When a block has multiple assertions, the aggregate score is a weighted average. Each assertion’s weight (default 1.0) determines its contribution:

Weighted assertions
assertions:
- type: contains
value: "recommendation"
weight: 2.0
- type: word-count
value:
min: 100
weight: 1.0
- type: cost
threshold: 0.05
weight: 0.5

The AssertionsResult class accumulates weighted results. Its aggregate_score property returns the weighted average: total_score / total_weight. The passed() method without a threshold returns True only if every individual assertion passed.

Assertions do not share state with each other. Each configured assertion is evaluated independently against the same block result.

Runsight evaluates assertions in two contexts:

  • Offline eval — assertions run concurrently for each block
  • Live API runs — assertions run sequentially after each block completes

In both contexts:

  • Every configured assertion produces its own result
  • A transform failure on one assertion does not prevent the rest from running
  • Aggregate scoring follows the same weighted scoring rules

This is especially useful with transform hooks. Each assertion can target a different field in the block output using its own json_path transform:

Multiple assertions with different transforms
assertions:
- type: equals
value: "completed"
transform: "json_path:$.status"
- type: contains
value: "success"
transform: "json_path:$.message"
- type: cost
threshold: 0.02

In this example, the first assertion extracts $.status and checks for an exact match, the second extracts $.message and checks for a substring, and the third checks execution cost without any transform.

If a transform fails on one assertion (e.g., the output is not valid JSON, or the path does not exist), that assertion returns passed=False with a descriptive reason. The other assertions still run normally and produce their own results. The aggregate score and pass/fail are then computed across all of them using the standard weighted scoring rules.

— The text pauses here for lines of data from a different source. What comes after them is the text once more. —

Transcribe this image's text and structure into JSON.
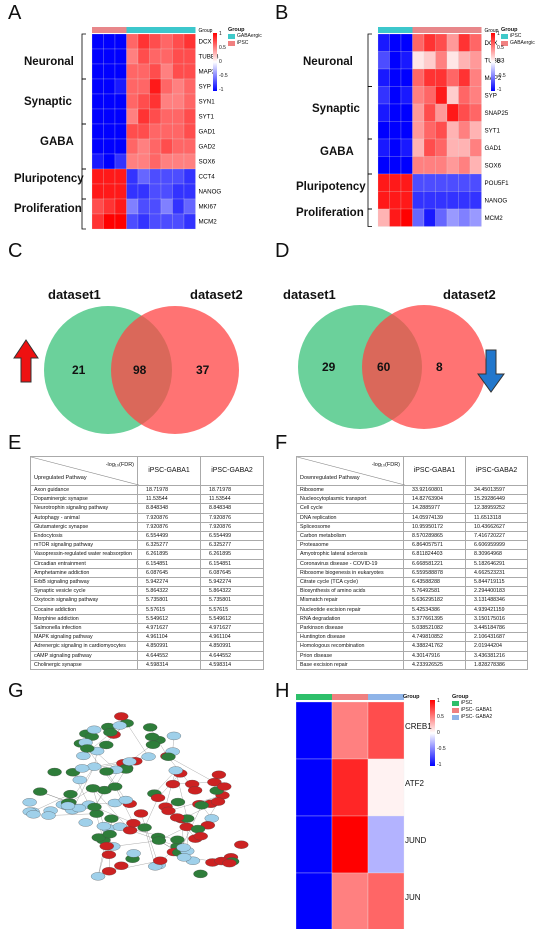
{
  "panels": {
    "A": "A",
    "B": "B",
    "C": "C",
    "D": "D",
    "E": "E",
    "F": "F",
    "G": "G",
    "H": "H"
  },
  "heatmapA": {
    "groups": [
      "Neuronal",
      "Synaptic",
      "GABA",
      "Pluripotency",
      "Proliferation"
    ],
    "genes": [
      "DCX",
      "TUBB3",
      "MAP2",
      "SYP",
      "SYN1",
      "SYT1",
      "GAD1",
      "GAD2",
      "SOX6",
      "CCT4",
      "NANOG",
      "MKI67",
      "MCM2"
    ],
    "legend_title": "Group",
    "legend_items": [
      {
        "label": "GABAergic",
        "color": "#3fc9c9"
      },
      {
        "label": "iPSC",
        "color": "#f08080"
      }
    ],
    "scale": [
      "1",
      "0.5",
      "0",
      "-0.5",
      "-1"
    ],
    "topbar": [
      "#e8878a",
      "#e8878a",
      "#e8878a",
      "#3cc7cc",
      "#3cc7cc",
      "#3cc7cc",
      "#3cc7cc",
      "#3cc7cc",
      "#3cc7cc"
    ],
    "values": [
      [
        -1,
        -1,
        -1,
        0.6,
        0.8,
        0.7,
        0.6,
        0.7,
        0.8
      ],
      [
        -1,
        -1,
        -1,
        0.5,
        0.7,
        0.6,
        0.6,
        0.7,
        0.7
      ],
      [
        -1,
        -1,
        -1,
        0.6,
        0.6,
        0.7,
        0.5,
        0.7,
        0.7
      ],
      [
        -1,
        -1,
        -0.9,
        0.6,
        0.6,
        0.9,
        0.6,
        0.5,
        0.6
      ],
      [
        -1,
        -1,
        -1,
        0.6,
        0.7,
        0.8,
        0.5,
        0.5,
        0.6
      ],
      [
        -1,
        -1,
        -1,
        0.5,
        0.8,
        0.7,
        0.6,
        0.6,
        0.7
      ],
      [
        -1,
        -1,
        -1,
        0.7,
        0.7,
        0.6,
        0.6,
        0.6,
        0.7
      ],
      [
        -1,
        -1,
        -1,
        0.6,
        0.5,
        0.6,
        0.7,
        0.6,
        0.6
      ],
      [
        -0.9,
        -1,
        -0.8,
        0.5,
        0.5,
        0.6,
        0.5,
        0.5,
        0.5
      ],
      [
        0.9,
        0.9,
        0.9,
        -0.8,
        -0.6,
        -0.7,
        -0.7,
        -0.7,
        -0.8
      ],
      [
        0.9,
        0.9,
        0.9,
        -0.8,
        -0.8,
        -0.7,
        -0.7,
        -0.8,
        -0.8
      ],
      [
        0.7,
        0.8,
        0.9,
        -0.5,
        -0.7,
        -0.7,
        -0.5,
        -0.8,
        -0.6
      ],
      [
        0.8,
        1,
        1,
        -0.7,
        -0.8,
        -0.7,
        -0.7,
        -0.7,
        -0.8
      ]
    ]
  },
  "heatmapB": {
    "groups": [
      "Neuronal",
      "Synaptic",
      "GABA",
      "Pluripotency",
      "Proliferation"
    ],
    "genes": [
      "DCX",
      "TUBB3",
      "MAP2",
      "SYP",
      "SNAP25",
      "SYT1",
      "GAD1",
      "SOX6",
      "POU5F1",
      "NANOG",
      "MCM2"
    ],
    "legend_title": "Group",
    "legend_items": [
      {
        "label": "iPSC",
        "color": "#3fc9c9"
      },
      {
        "label": "GABAergic",
        "color": "#f08080"
      }
    ],
    "scale": [
      "1",
      "0.5",
      "0",
      "-0.5",
      "-1"
    ],
    "topbar": [
      "#3cc7cc",
      "#3cc7cc",
      "#3cc7cc",
      "#e8878a",
      "#e8878a",
      "#e8878a",
      "#e8878a",
      "#e8878a",
      "#e8878a"
    ],
    "values": [
      [
        -0.9,
        -1,
        -1,
        0.6,
        0.8,
        0.7,
        0.4,
        0.8,
        0.6
      ],
      [
        -0.7,
        -1,
        -0.9,
        0.1,
        0.2,
        0.5,
        0.1,
        0.3,
        0.4
      ],
      [
        -0.9,
        -1,
        -1,
        0.6,
        0.8,
        0.8,
        0.6,
        0.8,
        0.5
      ],
      [
        -0.8,
        -1,
        -0.9,
        0.5,
        0.6,
        0.9,
        0.2,
        0.6,
        0.5
      ],
      [
        -0.9,
        -1,
        -1,
        0.4,
        0.7,
        0.4,
        0.9,
        0.7,
        0.6
      ],
      [
        -1,
        -1,
        -1,
        0.4,
        0.6,
        0.7,
        0.3,
        0.5,
        0.3
      ],
      [
        -0.9,
        -1,
        -0.9,
        0.3,
        0.7,
        0.6,
        0.3,
        0.3,
        0.5
      ],
      [
        -1,
        -1,
        -1,
        0.5,
        0.5,
        0.5,
        0.4,
        0.5,
        0.3
      ],
      [
        0.9,
        0.9,
        0.9,
        -0.7,
        -0.7,
        -0.7,
        -0.7,
        -0.7,
        -0.7
      ],
      [
        0.9,
        0.9,
        0.9,
        -0.8,
        -0.8,
        -0.8,
        -0.8,
        -0.8,
        -0.8
      ],
      [
        0.3,
        0.9,
        1,
        -0.6,
        -0.9,
        -0.6,
        -0.4,
        -0.5,
        -0.4
      ]
    ]
  },
  "vennC": {
    "left": "dataset1",
    "right": "dataset2",
    "only_left": "21",
    "both": "98",
    "only_right": "37"
  },
  "vennD": {
    "left": "dataset1",
    "right": "dataset2",
    "only_left": "29",
    "both": "60",
    "only_right": "8"
  },
  "tableE": {
    "header_top": "-log₁₀(FDR)",
    "header_bottom": "Upregulated Pathway",
    "col1": "iPSC-GABA1",
    "col2": "iPSC-GABA2",
    "rows": [
      [
        "Axon guidance",
        "18.71978",
        "18.71978"
      ],
      [
        "Dopaminergic synapse",
        "11.53544",
        "11.53544"
      ],
      [
        "Neurotrophin signaling pathway",
        "8.848348",
        "8.848348"
      ],
      [
        "Autophagy - animal",
        "7.920876",
        "7.920876"
      ],
      [
        "Glutamatergic synapse",
        "7.920876",
        "7.920876"
      ],
      [
        "Endocytosis",
        "6.554499",
        "6.554499"
      ],
      [
        "mTOR signaling pathway",
        "6.325277",
        "6.325277"
      ],
      [
        "Vasopressin-regulated water reabsorption",
        "6.261895",
        "6.261895"
      ],
      [
        "Circadian entrainment",
        "6.154851",
        "6.154851"
      ],
      [
        "Amphetamine addiction",
        "6.087645",
        "6.087645"
      ],
      [
        "ErbB signaling pathway",
        "5.942274",
        "5.942274"
      ],
      [
        "Synaptic vesicle cycle",
        "5.864322",
        "5.864322"
      ],
      [
        "Oxytocin signaling pathway",
        "5.735801",
        "5.735801"
      ],
      [
        "Cocaine addiction",
        "5.57615",
        "5.57615"
      ],
      [
        "Morphine addiction",
        "5.549612",
        "5.549612"
      ],
      [
        "Salmonella infection",
        "4.971627",
        "4.971627"
      ],
      [
        "MAPK signaling pathway",
        "4.961104",
        "4.961104"
      ],
      [
        "Adrenergic signaling in cardiomyocytes",
        "4.850991",
        "4.850991"
      ],
      [
        "cAMP signaling pathway",
        "4.644552",
        "4.644552"
      ],
      [
        "Cholinergic synapse",
        "4.598314",
        "4.598314"
      ]
    ]
  },
  "tableF": {
    "header_top": "-log₁₀(FDR)",
    "header_bottom": "Downregulated Pathway",
    "col1": "iPSC-GABA1",
    "col2": "iPSC-GABA2",
    "rows": [
      [
        "Ribosome",
        "33.92160801",
        "34.45013597"
      ],
      [
        "Nucleocytoplasmic transport",
        "14.82763904",
        "15.29286449"
      ],
      [
        "Cell cycle",
        "14.2885977",
        "12.38959252"
      ],
      [
        "DNA replication",
        "14.05974139",
        "11.6513118"
      ],
      [
        "Spliceosome",
        "10.95950172",
        "10.43662627"
      ],
      [
        "Carbon metabolism",
        "8.570289865",
        "7.416720227"
      ],
      [
        "Proteasome",
        "6.864057571",
        "6.606959999"
      ],
      [
        "Amyotrophic lateral sclerosis",
        "6.811824403",
        "8.30964968"
      ],
      [
        "Coronavirus disease - COVID-19",
        "6.668581221",
        "5.182646291"
      ],
      [
        "Ribosome biogenesis in eukaryotes",
        "6.559588878",
        "4.662523231"
      ],
      [
        "Citrate cycle (TCA cycle)",
        "6.43588288",
        "5.844719115"
      ],
      [
        "Biosynthesis of amino acids",
        "5.76492581",
        "2.294400183"
      ],
      [
        "Mismatch repair",
        "5.636295182",
        "3.131488346"
      ],
      [
        "Nucleotide excision repair",
        "5.42534386",
        "4.939421159"
      ],
      [
        "RNA degradation",
        "5.377661395",
        "3.150175016"
      ],
      [
        "Parkinson disease",
        "5.038521082",
        "3.445184786"
      ],
      [
        "Huntington disease",
        "4.749810852",
        "2.106431687"
      ],
      [
        "Homologous recombination",
        "4.388241762",
        "2.01944204"
      ],
      [
        "Prion disease",
        "4.30147916",
        "3.436381216"
      ],
      [
        "Base excision repair",
        "4.233926525",
        "1.828278386"
      ]
    ]
  },
  "heatmapH": {
    "legend_title": "Group",
    "legend_items": [
      {
        "label": "iPSC",
        "color": "#2dbf6a"
      },
      {
        "label": "iPSC- GABA1",
        "color": "#f08080"
      },
      {
        "label": "iPSC- GABA2",
        "color": "#8fb4e8"
      }
    ],
    "scale": [
      "1",
      "0.5",
      "0",
      "-0.5",
      "-1"
    ],
    "genes": [
      "CREB1",
      "ATF2",
      "JUND",
      "JUN"
    ],
    "values": [
      [
        -1,
        0.5,
        0.7
      ],
      [
        -1,
        0.85,
        0.05
      ],
      [
        -1,
        1,
        -0.3
      ],
      [
        -1,
        0.5,
        0.6
      ]
    ]
  },
  "network": {
    "colors": {
      "green": "#2e7d3a",
      "red": "#cc2222",
      "blue": "#9fd0ea",
      "edge": "#555555"
    }
  }
}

When a workflow runs via the API, assertions fire automatically — no extra configuration needed beyond defining them on your blocks:

  1. The engine reads each block’s assertions list from the workflow YAML
  2. After a block completes, the engine evaluates all configured assertions against the block output
  3. Each assertion receives the block’s output text plus execution context (cost, latency, soul info, tokens)
  4. Results are persisted on the run record and pushed to the UI via SSE

The RunNode entity stores three eval fields:

FieldTypeDescription
eval_scoreOptional[float]Weighted average score across all assertions on the block
eval_passedOptional[bool]True when every individual assertion passed
eval_resultsOptional[Dict]Per-assertion results including pass/fail, score, reason, and handler type when the handler sets one

These fields are None when a block has no assertions configured.